La généralisation des nouvelles technologies, couplée au télétravail, accroît la flexibilité et la culture de l’urgence. Dans de nombreuses études, le télétravail apparaît d’ailleurs comme un outil de flexibilité mis en place de manière souvent informelle, c’est-à-dire en dehors d’accords collectifs spécifiques. Ses conditions sont donc soumises au bon vouloir de l’employeur, sans contrepartie de « protection » du travailleur.
Un rapport du European Trade Union Institute (ETUI, institut syndical européen) pointe les risques liés au technostress : « il est ainsi question d’une charge psychosociale croissante, liée au travail, en raison notamment de la distinction plus floue entre temps de travail et temps de repos en cas de travail à domicile »[2].
Révolution managériale
Comme le rappelle le professeur Taskin, « le télétravail n’est pas une pratique individuelle, un « avantage » offert aux individus pour répondre à leurs désirs de bien-être ; c’est un élément d’une politique organisationnelle plus large »[3]. Et, en cela, il modifie l’organisation du travail de deux manières. D’une part, il interroge toute la dimension collective du travail et, d’autre part, il révèle l’individualisation des relations de travail par les managers.

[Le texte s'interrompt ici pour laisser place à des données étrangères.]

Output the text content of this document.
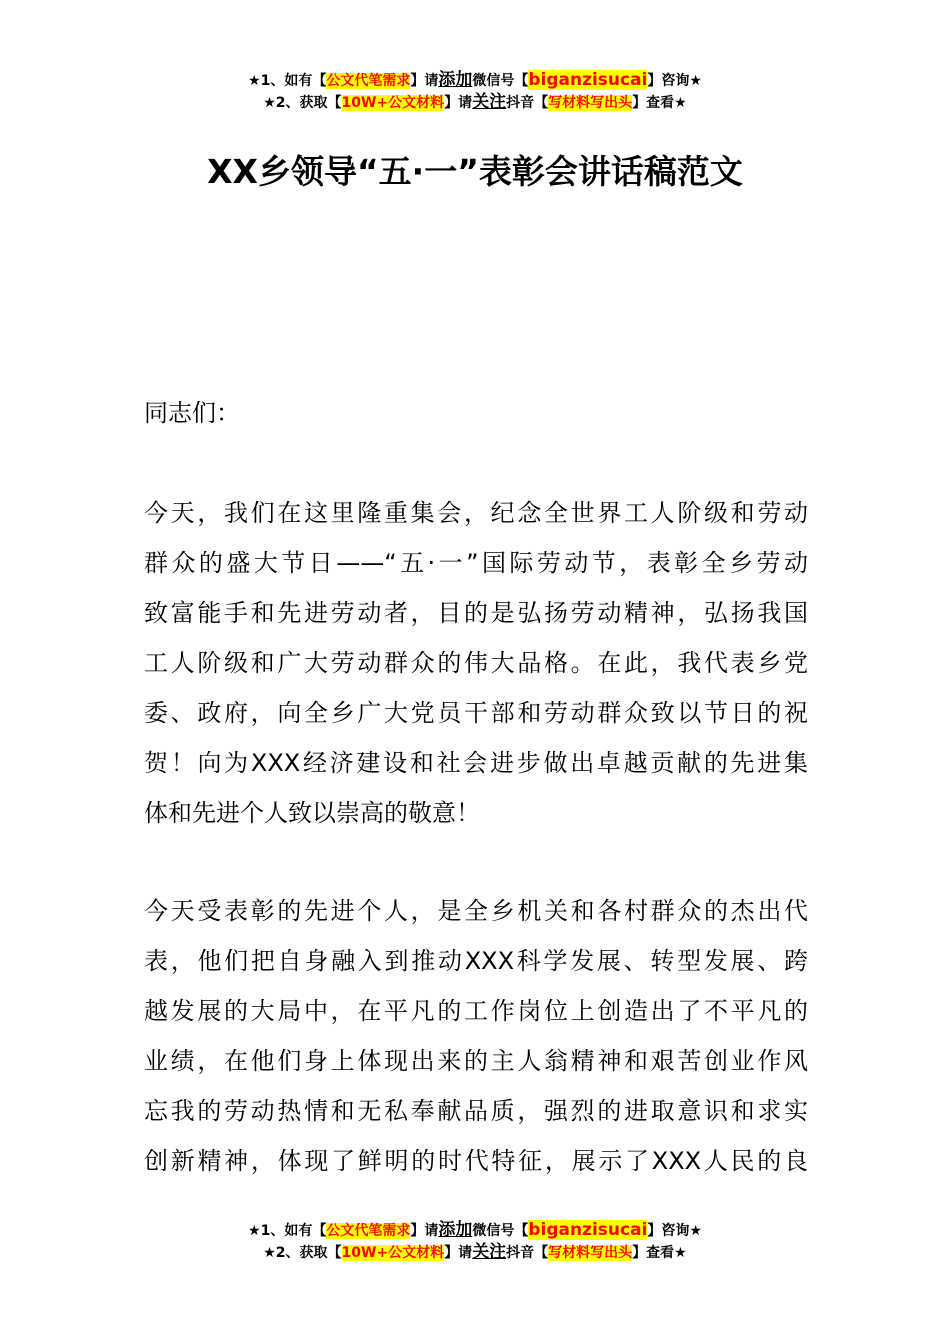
★1、如有【公文代笔需求】请添加微信号【biganzisucai】咨询★
★2、获取【10W+公文材料】请关注抖音【写材料写出头】查看★
XX乡领导“五·一”表彰会讲话稿范文
同志们：
今天，我们在这里隆重集会，纪念全世界工人阶级和劳动
群众的盛大节日——“五·一”国际劳动节，表彰全乡劳动
致富能手和先进劳动者，目的是弘扬劳动精神，弘扬我国
工人阶级和广大劳动群众的伟大品格。在此，我代表乡党
委、政府，向全乡广大党员干部和劳动群众致以节日的祝
贺！向为XXX经济建设和社会进步做出卓越贡献的先进集
体和先进个人致以崇高的敬意！
今天受表彰的先进个人，是全乡机关和各村群众的杰出代
表，他们把自身融入到推动XXX科学发展、转型发展、跨
越发展的大局中，在平凡的工作岗位上创造出了不平凡的
业绩，在他们身上体现出来的主人翁精神和艰苦创业作风
忘我的劳动热情和无私奉献品质，强烈的进取意识和求实
创新精神，体现了鲜明的时代特征，展示了XXX人民的良
★1、如有【公文代笔需求】请添加微信号【biganzisucai】咨询★
★2、获取【10W+公文材料】请关注抖音【写材料写出头】查看★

Le télétravailleur, seul devant son écran, est soumis à une charge psychosociale croissante, notamment parce que la séparation est de plus en plus floue entre temps de travail et temps de repos. L’intrusion du travail dans le domicile rend celui-ci perméable aux exigences de l’emploi et donc caduque la préservation de la vie privée. À l’impression d’une gestion autonome de son temps de travail, se substituent les contraintes d’une production en flux tendu dont les objectifs sont soumis aux contrôles et à la surveillance à distance.

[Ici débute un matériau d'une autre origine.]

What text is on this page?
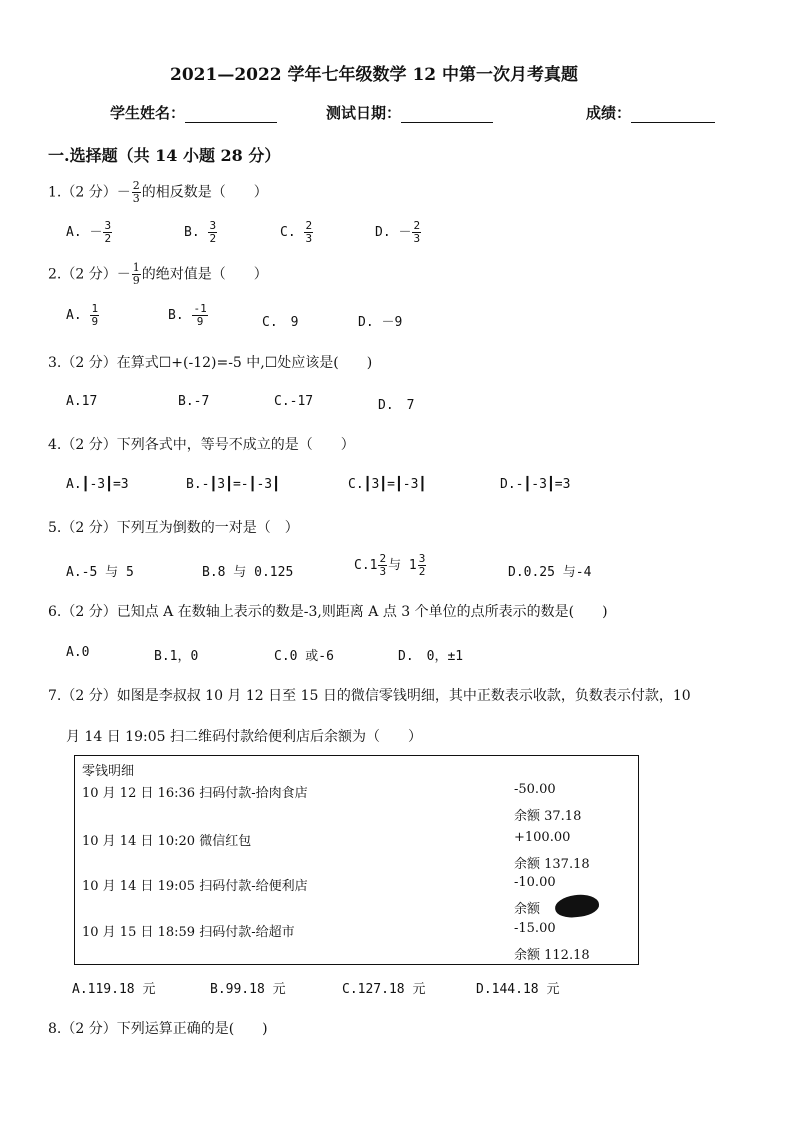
2021—2022 学年七年级数学 12 中第一次月考真题
学生姓名：	测试日期：	成绩：
一.选择题（共 14 小题 28 分）
1.（2 分）－ $\frac{2}{3}$ 的相反数是（　　）
A. － $\frac{3}{2}$	B. $\frac{3}{2}$	C. $\frac{2}{3}$	D. － $\frac{2}{3}$
2.（2 分）－ $\frac{1}{9}$ 的绝对值是（　　）
A. $\frac{1}{9}$	B. $\frac{-1}{9}$	C.　9	D. －9
3.（2 分）在算式☐+(-12)=-5 中,☐处应该是(　　)
A.17	B.-7	C.-17	D.　7
4.（2 分）下列各式中，等号不成立的是（　　）
A.┃-3┃=3	B.-┃3┃=-┃-3┃	C.┃3┃=┃-3┃	D.-┃-3┃=3
5.（2 分）下列互为倒数的一对是（　）
A.-5 与 5	B.8 与 0.125	$C.1 \frac{2}{3}$ 与 $1 \frac{3}{2}$	D.0.25 与-4
6.（2 分）已知点 A 在数轴上表示的数是-3,则距离 A 点 3 个单位的点所表示的数是(　　)
A.0	B.1，0	C.0 或-6	D.　0，±1
7.（2 分）如图是李叔叔 10 月 12 日至 15 日的微信零钱明细，其中正数表示收款，负数表示付款，10
月 14 日 19:05 扫二维码付款给便利店后余额为（　　）
零钱明细
10 月 12 日 16:36 扫码付款-拾肉食店	-50.00
余额 37.18
10 月 14 日 10:20 微信红包	+100.00
余额 137.18
10 月 14 日 19:05 扫码付款-给便利店	-10.00
余额
10 月 15 日 18:59 扫码付款-给超市	-15.00
余额 112.18
A.119.18 元	B.99.18 元	C.127.18 元	D.144.18 元
8.（2 分）下列运算正确的是(　　)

La disparition du travail comme projet commun[4] induit la perte de toute une série de repères comme le lien social, la sphère privée, le rapport de force, sa place dans le processus productif. Insidieusement, le travailleur se déshumanise et le travail devient une marchandise comme une autre.
Une source d’inégalités
De surcroît, il faut prendre en compte que nous ne sommes pas égaux face au télétravail. La nature du travail, la place dans l’entreprise, la taille du logement, l’équipement technique et la situation familiale sont différents pour chacun et induisent des expériences de télétravail très inégales. D’autant plus que certains métiers ne peuvent être effectués en télétravail, ce qui induit une inégalité entre travailleurs au sein d’une même entreprise. Voilà une disparité de plus entre cadres et ouvriers. Parmi ces métiers qui ne peuvent pas avoir accès au télétravail, les services de proximité prennent une place de première importance puisqu’ils se sont avérés totalement indispensables au cœur de la pandémie.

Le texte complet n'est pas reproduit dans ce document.